The stone of our flesh does not sculpt easily. And when the rifflers and chisels of the Spirit begin to shape us, our flesh recoils and demands its former shape back again. During this process, both painful and glorious, the flesh will strongly suggest that the Sculptor is removing far too much flesh. And many times during this process we will passionately contend that He should leave us alone for awhile and let us recover. In fact, can’t we just stop here and glory in the past victories without moving forward to more pain and discomfort? We seem to be a better sculpture than we were, and much better than most other sculptures.
And yet we have begun to realize that the Model is also the Sculptor, and even though we suffer pain and discomfort, it is miraculously assuaged by how it pleases our Sculptor. And even more than being comforted, we sense a profound spiritual power that both emanates from and returns to this Sculptor Model. We have found what we were created for and our eternal destiny.
If we wish to participate in that scenario, we must break the sculpture we have created and return like a little child to the Scriptures again. Without preconceived ideas or personal reservations, we must search this mirror with the impressionability of a child and the passion of a thirsty man.
What will we be looking for in our search? Him, Jesus. In the gospels and in the epistles and in the prophetic and in the narrative we are looking for Him. And not just the particulars about Him, but the deepest revelations of Him in all His fullness. And if we are looking like someone who searches for treasure without caring for his everyday needs, then will come across many astonishing and disturbing things we have seen before and yet not seen.
We will come across the Incarnate One standing with spit dripping from His face. We will see the Creator of the Universe washing the feet of vile sinners. We will see Him who has all power refusing to block the fist that will claim His face. We will see the One who can execute justice offer redemption to those who will take His very life. We will see the One to whom all glory honor and Majesty belongs, lower Himself with unspeakable humility and die at the hands of wicked men.
And if we spend time and meditate upon this Messiah with a fresh look inside and out at our own sculpture, we must be awakened by the Spirit to the unsettling but resurrecting challenge that lies ahead. The dying sacrifice draws a living sacrifice from those who have eyes to see Him. And if the things of this world do not grow strangely dim…stop and look again…because you are still missing His glory.

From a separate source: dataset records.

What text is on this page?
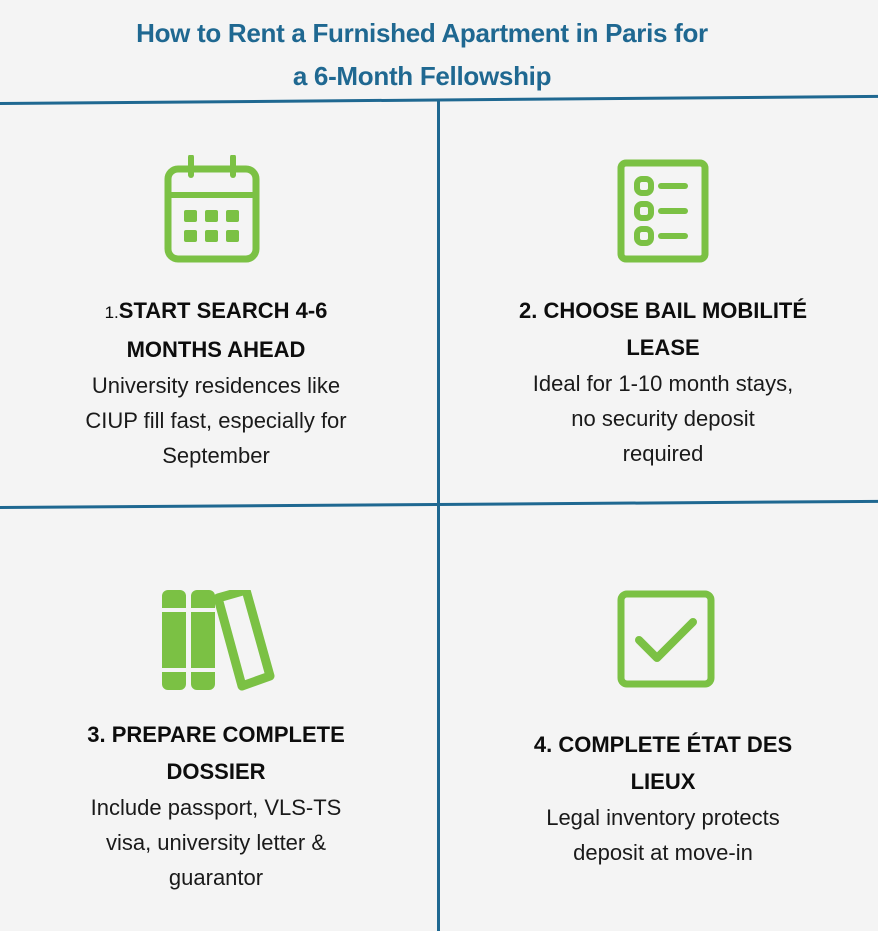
How to Rent a Furnished Apartment in Paris for
a 6-Month Fellowship
1.START SEARCH 4-6
MONTHS AHEAD
University residences like
CIUP fill fast, especially for
September
2. CHOOSE BAIL MOBILITÉ
LEASE
Ideal for 1-10 month stays,
no security deposit
required
3. PREPARE COMPLETE
DOSSIER
Include passport, VLS-TS
visa, university letter &
guarantor
4. COMPLETE ÉTAT DES
LIEUX
Legal inventory protects
deposit at move-in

But if the fire is too hot, and if the chisel seems too sharp, and if the sacrifice is too much, then return from whence you came, dust off the old sculpture, and tell yourself again how marvelous it is in your sight.
That is if you can…

1 comment:

Anonymous said...

Thank you for this sermon.

The second-to-last paragraph is particularly powerful. God is "other." God's wisdom is entirely opposed to the wisdoms of this world. God's wisdom is beautiful, and terrible, and requires everything from us, and supplies all things that pertain to life and godliness.